Deborah Roberts, “in-gé-nue”
TimeOut New York
by Howard Halle
December 4, 2017
Part Frankenstein’s monster, part golem of self-empowerment, each of the subjects in Deborah Roberts’s collages is depicted as a cubistic melange of mismatched features gleaned from cut-up magazine images. They are young African-American girls, ages somewhere between 8 and 11, and while their treatment in the work seems harshly discordant, it is consistent with Roberts’s point: That childhood for black women is especially contested, given the racism and sexism they confront. But these “ingenues,” as the Austin artist describes them, seem more than ready to push back.
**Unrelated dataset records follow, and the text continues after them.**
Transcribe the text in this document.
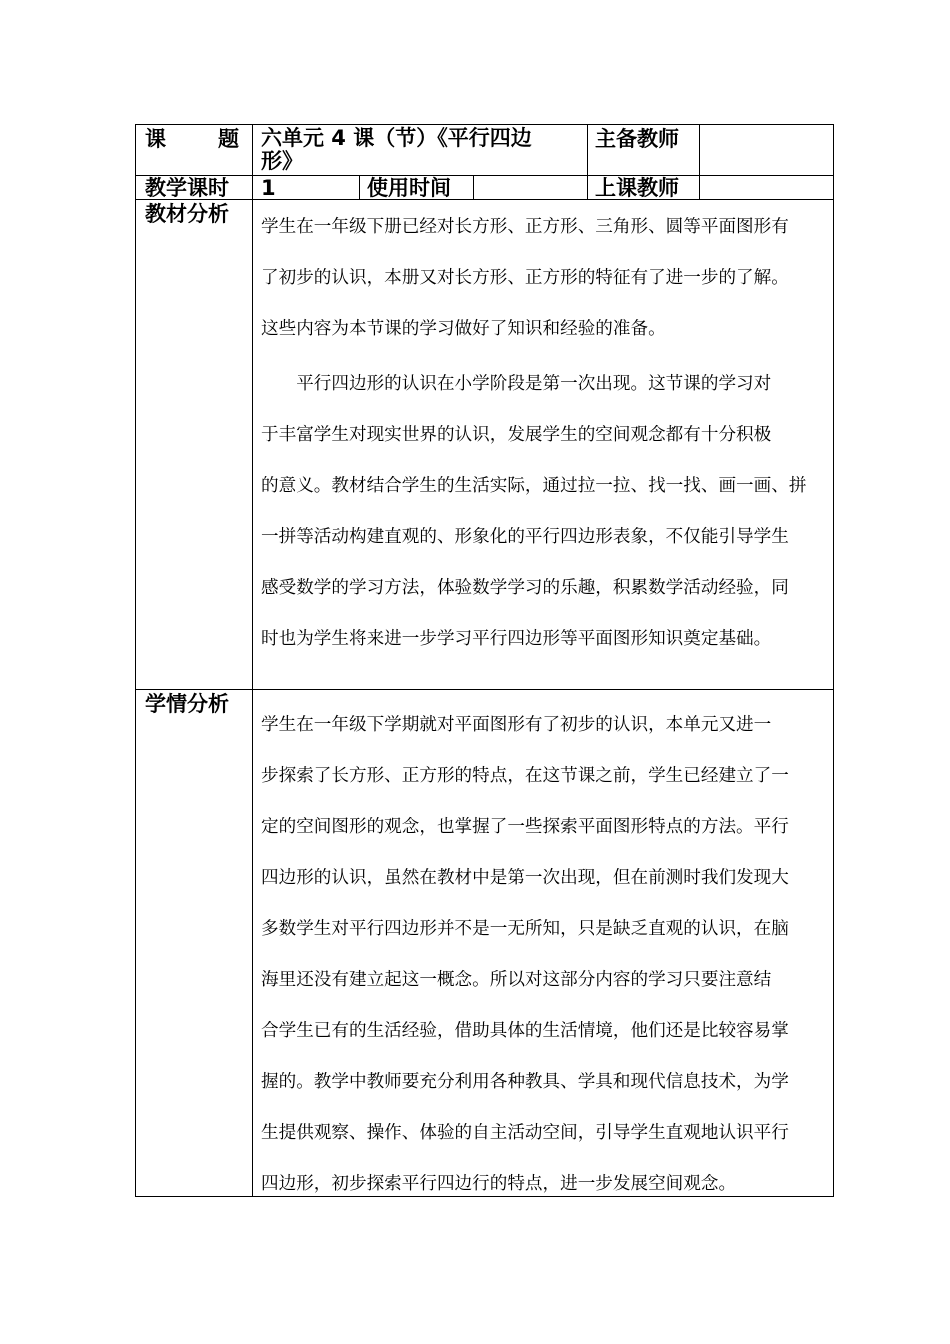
课 题 六单元 4 课（节）《平行四边
形》
主备教师
教学课时 1	使用时间	上课教师
教材分析
学生在一年级下册已经对长方形、正方形、三角形、圆等平面图形有
了初步的认识，本册又对长方形、正方形的特征有了进一步的了解。
这些内容为本节课的学习做好了知识和经验的准备。
　　平行四边形的认识在小学阶段是第一次出现。这节课的学习对
于丰富学生对现实世界的认识，发展学生的空间观念都有十分积极
的意义。教材结合学生的生活实际，通过拉一拉、找一找、画一画、拼
一拼等活动构建直观的、形象化的平行四边形表象，不仅能引导学生
感受数学的学习方法，体验数学学习的乐趣，积累数学活动经验，同
时也为学生将来进一步学习平行四边形等平面图形知识奠定基础。
学情分析
学生在一年级下学期就对平面图形有了初步的认识，本单元又进一
步探索了长方形、正方形的特点，在这节课之前，学生已经建立了一
定的空间图形的观念，也掌握了一些探索平面图形特点的方法。平行
四边形的认识，虽然在教材中是第一次出现，但在前测时我们发现大
多数学生对平行四边形并不是一无所知，只是缺乏直观的认识，在脑
海里还没有建立起这一概念。所以对这部分内容的学习只要注意结
合学生已有的生活经验，借助具体的生活情境，他们还是比较容易掌
握的。教学中教师要充分利用各种教具、学具和现代信息技术，为学
生提供观察、操作、体验的自主活动空间，引导学生直观地认识平行
四边形，初步探索平行四边行的特点，进一步发展空间观念。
While their faces and limbs are mostly rendered in black-and-white, their clothing and other accoutrements shine with bold patterns and bright colors, a graphic combination that lands like a punch. Tonally, the works are just as aggressive, conveying in-your-face attitude with expressionistic distortions: One girl, all gangly arms and elbows, brandishes a man-size paw; another has raised fists sprouting from her head like so many angry cornrows. Nearby, lists of typical African-American female names (Shaniqua, etc.) overwritten with disparaging comments seem to provide a stinging subtext to the imagery.
Roberts’s ingenues owe a considerable debt to Romare Bearden’s collages from the mid-’60s; you might even call them homages. But whereas Bearden portrayed the frenetic street life of his present, Roberts shows us children armoring themselves against a future that refuses to understand them.